Financials may indicated the revenue was being maintained, however disclosure information may not show the real life ratio of incoming “new” clients vs. the “repeat” loyal clientele as well as the “talk on the street” about the business.
No business is going to voluntarily tell you that they have disgruntled customers. So, when investigating a new business you need to do a bit of detective work.
Send in “A Customer”
Depending on how/where the company does business either send in a “spy” to the bricks and mortar location to look at the clientele, go through an inquiry to determine customer service, and get a perception of the customer experience.
Talk to Neighbors and Competitors
While you may think that other companies may not want to divulge information, no one wants a “bad apple” in their midst and they will be happy to have the tide turn. If it is a bricks and mortar location the neighboring business will be thrilled to have the business transformed into a high traffic destination to bring in new customers to the area.
Competitors don’t want anyone to tarnish the reputation of their industry, and many will be happy to give you frank feedback in order to have things “cleaned up.”
There are many investigative services that specialize in reputation management, however, a quick search on the web will save you fees and give you quite a bit of information that will prove immensely useful.
How to Turn a Bad Rap into Good Opportunity
- Search the business name in each web browser (i.e.: Google, Yahoo, Bing, and AOL) in the business name, city, and state and see what comes up. Then put in the business name, city and “consumer reviews” and/or “consumer complaints.” Again, see what comes up. And lastly put in the name of the owner and the business name.
- Go to the Better Business Bureau and do a search. Again, see what comes up.
- Go to sites such as Yelp, Angie’s List, etc. see what people have written about their experiences at the business.
- Go to the company’s social media—most likely if there are negative comments they’ve probably been taken down. However, you might catch some comments that are still visible.
- Go to sites such as The Rip-off Report to see if complaints have been registered against the business
Let’s say a business is in a great location. The product it sells is a viable commodity in the market. Everything looks good…except their reputation. Don’t necessarily walk away. If all else looks good, AND you are willing to put in the work it will take to get the word out about your new ownership, you could be picking up a potential diamond in the rough…..at a bargain price.

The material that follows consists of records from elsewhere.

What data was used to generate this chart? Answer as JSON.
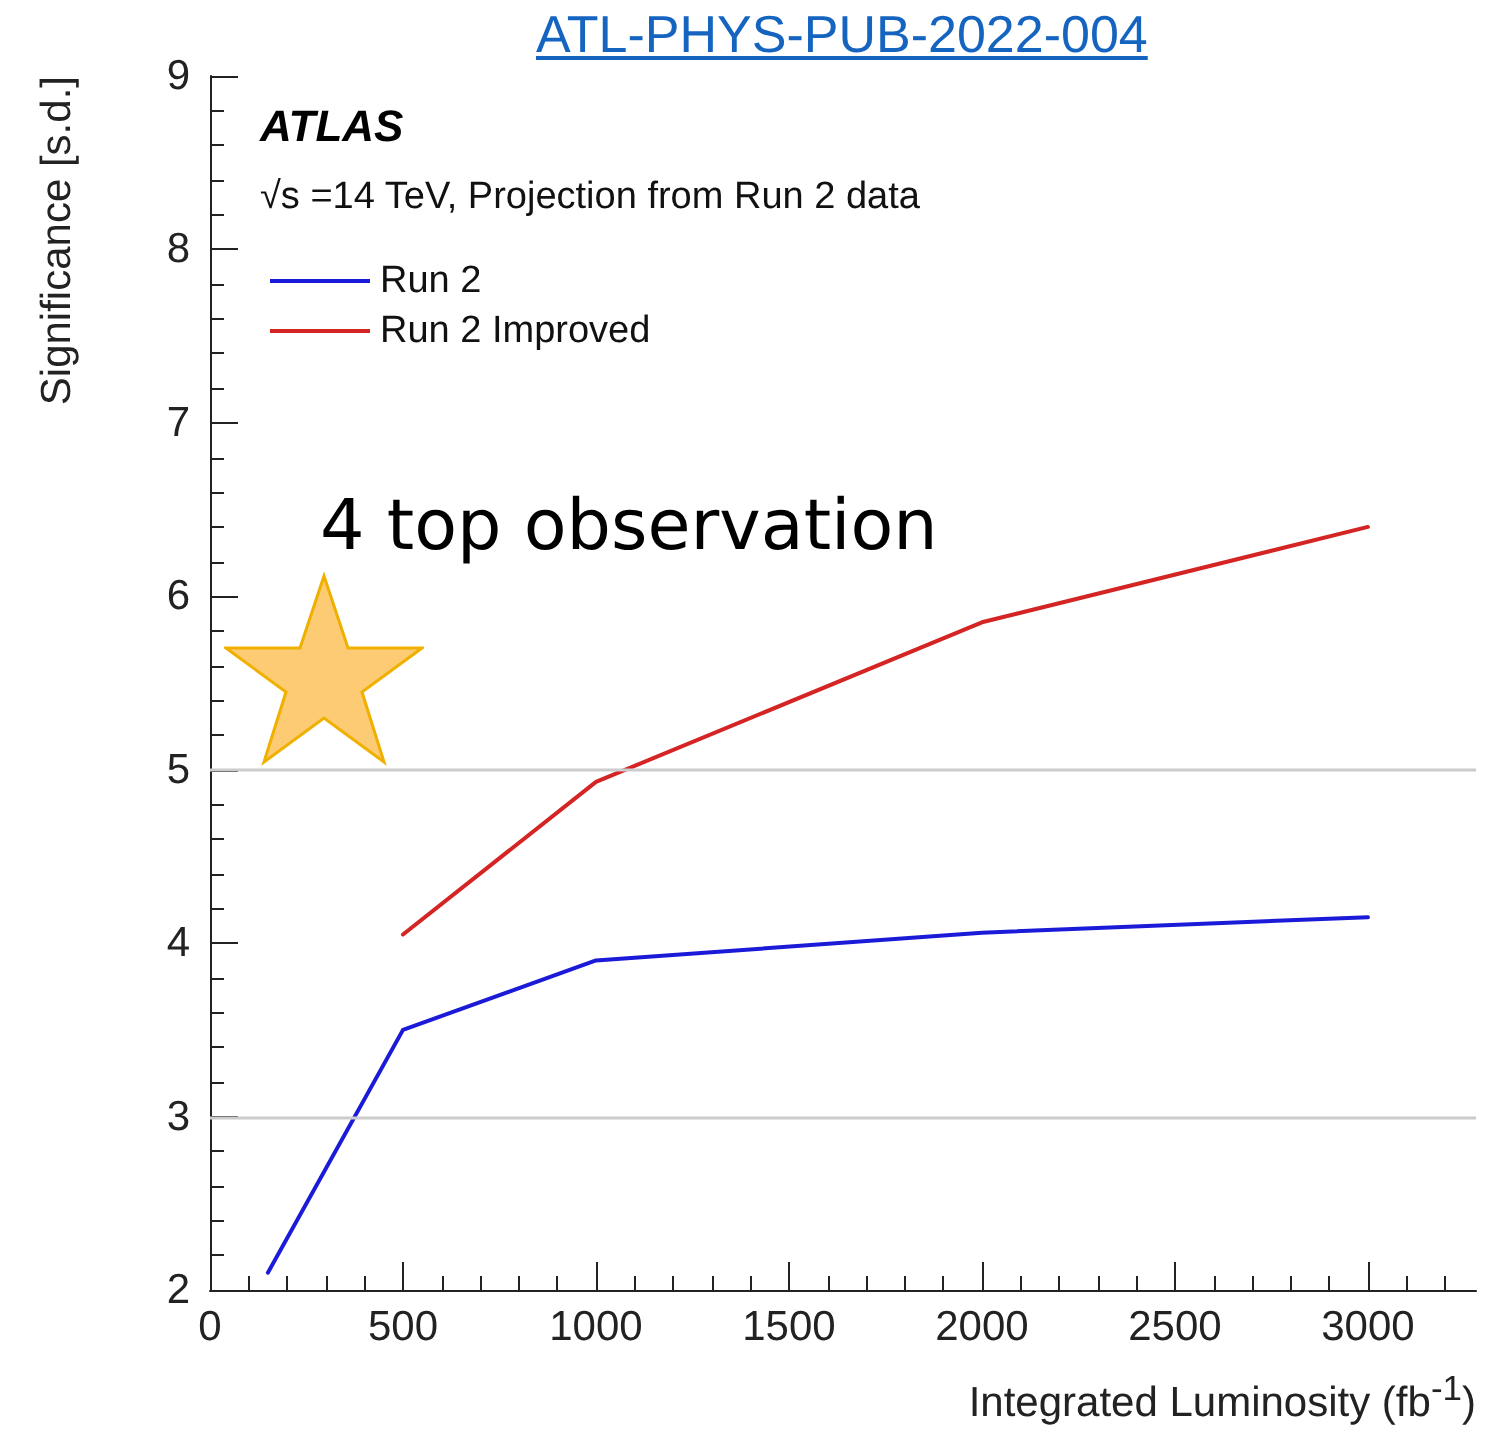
{
  "chart_data": {
    "type": "line",
    "xlabel": "Integrated Luminosity (fb$^{-1}$)",
    "ylabel": "Significance [s.d.]",
    "annotations": [
      "ATL-PHYS-PUB-2022-004",
      "ATLAS",
      "√s =14 TeV, Projection from Run 2 data",
      "4 top observation"
    ],
    "series": [
      {
        "name": "Run 2",
        "color": "#1a1ad8",
        "x": [
          150,
          500,
          1000,
          2000,
          3000
        ],
        "values": [
          2.1,
          3.5,
          3.9,
          4.06,
          4.15
        ]
      },
      {
        "name": "Run 2 Improved",
        "color": "#d42424",
        "x": [
          500,
          1000,
          2000,
          3000
        ],
        "values": [
          4.05,
          4.93,
          5.85,
          6.4
        ]
      }
    ],
    "xlim": [
      0,
      3280
    ],
    "xticks": [
      0,
      500,
      1000,
      1500,
      2000,
      2500,
      3000
    ],
    "ylim": [
      2,
      9
    ],
    "yticks": [
      2,
      3,
      4,
      5,
      6,
      7,
      8,
      9
    ],
    "ref_lines": [
      {
        "axis": "y",
        "value": 3,
        "color": "#cccccc"
      },
      {
        "axis": "y",
        "value": 5,
        "color": "#cccccc"
      }
    ],
    "grid": false,
    "legend": "top left",
    "marker": "none",
    "line_style": "solid"
  }
}
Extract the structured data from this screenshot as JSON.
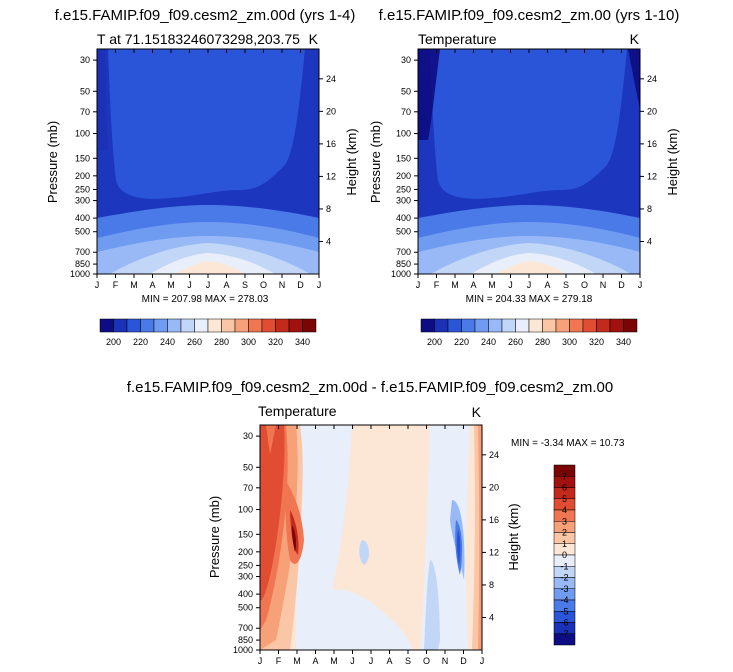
{
  "chart_data": [
    {
      "type": "heatmap",
      "id": "p1",
      "title": "f.e15.FAMIP.f09_f09.cesm2_zm.00d (yrs 1-4)",
      "subtitle_left": "T at 71.15183246073298,203.75",
      "subtitle_right": "K",
      "ylabel": "Pressure (mb)",
      "ylabel_right": "Height (km)",
      "x_ticks": [
        "J",
        "F",
        "M",
        "A",
        "M",
        "J",
        "J",
        "A",
        "S",
        "O",
        "N",
        "D",
        "J"
      ],
      "p_ticks": [
        "30",
        "50",
        "70",
        "100",
        "150",
        "200",
        "250",
        "300",
        "400",
        "500",
        "700",
        "850",
        "1000"
      ],
      "p_values": [
        30,
        50,
        70,
        100,
        150,
        200,
        250,
        300,
        400,
        500,
        700,
        850,
        1000
      ],
      "h_ticks": [
        "24",
        "20",
        "16",
        "12",
        "8",
        "4"
      ],
      "h_values": [
        24,
        20,
        16,
        12,
        8,
        4
      ],
      "min_max": "MIN = 207.98 MAX = 278.03",
      "colorbar_labels": [
        "200",
        "220",
        "240",
        "260",
        "280",
        "300",
        "320",
        "340"
      ],
      "colorbar_colors": [
        "#0d0c82",
        "#1a31b8",
        "#2a55d9",
        "#4a7ae8",
        "#6f9bf1",
        "#98b9f5",
        "#c2d6f7",
        "#e8eefa",
        "#fce7d6",
        "#fbc6a6",
        "#f7a178",
        "#ef7650",
        "#e04d33",
        "#c42a1c",
        "#a0110f",
        "#7a0505"
      ]
    },
    {
      "type": "heatmap",
      "id": "p2",
      "title": "f.e15.FAMIP.f09_f09.cesm2_zm.00 (yrs 1-10)",
      "subtitle_left": "Temperature",
      "subtitle_right": "K",
      "ylabel": "Pressure (mb)",
      "ylabel_right": "Height (km)",
      "x_ticks": [
        "J",
        "F",
        "M",
        "A",
        "M",
        "J",
        "J",
        "A",
        "S",
        "O",
        "N",
        "D",
        "J"
      ],
      "p_ticks": [
        "30",
        "50",
        "70",
        "100",
        "150",
        "200",
        "250",
        "300",
        "400",
        "500",
        "700",
        "850",
        "1000"
      ],
      "p_values": [
        30,
        50,
        70,
        100,
        150,
        200,
        250,
        300,
        400,
        500,
        700,
        850,
        1000
      ],
      "h_ticks": [
        "24",
        "20",
        "16",
        "12",
        "8",
        "4"
      ],
      "h_values": [
        24,
        20,
        16,
        12,
        8,
        4
      ],
      "min_max": "MIN = 204.33 MAX = 279.18",
      "colorbar_labels": [
        "200",
        "220",
        "240",
        "260",
        "280",
        "300",
        "320",
        "340"
      ],
      "colorbar_colors": [
        "#0d0c82",
        "#1a31b8",
        "#2a55d9",
        "#4a7ae8",
        "#6f9bf1",
        "#98b9f5",
        "#c2d6f7",
        "#e8eefa",
        "#fce7d6",
        "#fbc6a6",
        "#f7a178",
        "#ef7650",
        "#e04d33",
        "#c42a1c",
        "#a0110f",
        "#7a0505"
      ]
    },
    {
      "type": "heatmap",
      "id": "p3",
      "title": "f.e15.FAMIP.f09_f09.cesm2_zm.00d - f.e15.FAMIP.f09_f09.cesm2_zm.00",
      "subtitle_left": "Temperature",
      "subtitle_right": "K",
      "ylabel": "Pressure (mb)",
      "ylabel_right": "Height (km)",
      "x_ticks": [
        "J",
        "F",
        "M",
        "A",
        "M",
        "J",
        "J",
        "A",
        "S",
        "O",
        "N",
        "D",
        "J"
      ],
      "p_ticks": [
        "30",
        "50",
        "70",
        "100",
        "150",
        "200",
        "250",
        "300",
        "400",
        "500",
        "700",
        "850",
        "1000"
      ],
      "p_values": [
        30,
        50,
        70,
        100,
        150,
        200,
        250,
        300,
        400,
        500,
        700,
        850,
        1000
      ],
      "h_ticks": [
        "24",
        "20",
        "16",
        "12",
        "8",
        "4"
      ],
      "h_values": [
        24,
        20,
        16,
        12,
        8,
        4
      ],
      "min_max": "MIN = -3.34 MAX = 10.73",
      "colorbar_labels": [
        "7",
        "6",
        "5",
        "4",
        "3",
        "2",
        "1",
        "0",
        "-1",
        "-2",
        "-3",
        "-4",
        "-5",
        "-6",
        "-7"
      ],
      "colorbar_colors": [
        "#7a0505",
        "#a0110f",
        "#c42a1c",
        "#e04d33",
        "#ef7650",
        "#f7a178",
        "#fbc6a6",
        "#fce7d6",
        "#e8eefa",
        "#c2d6f7",
        "#98b9f5",
        "#6f9bf1",
        "#4a7ae8",
        "#2a55d9",
        "#1a31b8",
        "#0d0c82"
      ]
    }
  ]
}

Chances are the owners just want out. No one has a “bad business” without knowing they are disliked. With a comprehensive discovery process, you will have the correct ammunition to make an offer that reflects the actual state of the business, not just what is presented in spreadsheets.
Like all other factors related to a business purchase do your homework and understand the potential payoff. If you are “game” to put in the marketing and community outreach you might just want to keep this business on your “hot list.”
Remember, when YOU walk in and take over, you’ll be inheriting the reputation of that existing business—good OR bad. So, it is essential to know if this problem exists during your initial due diligence in order to make educated evaluations. And establish an accurate price for the purchase.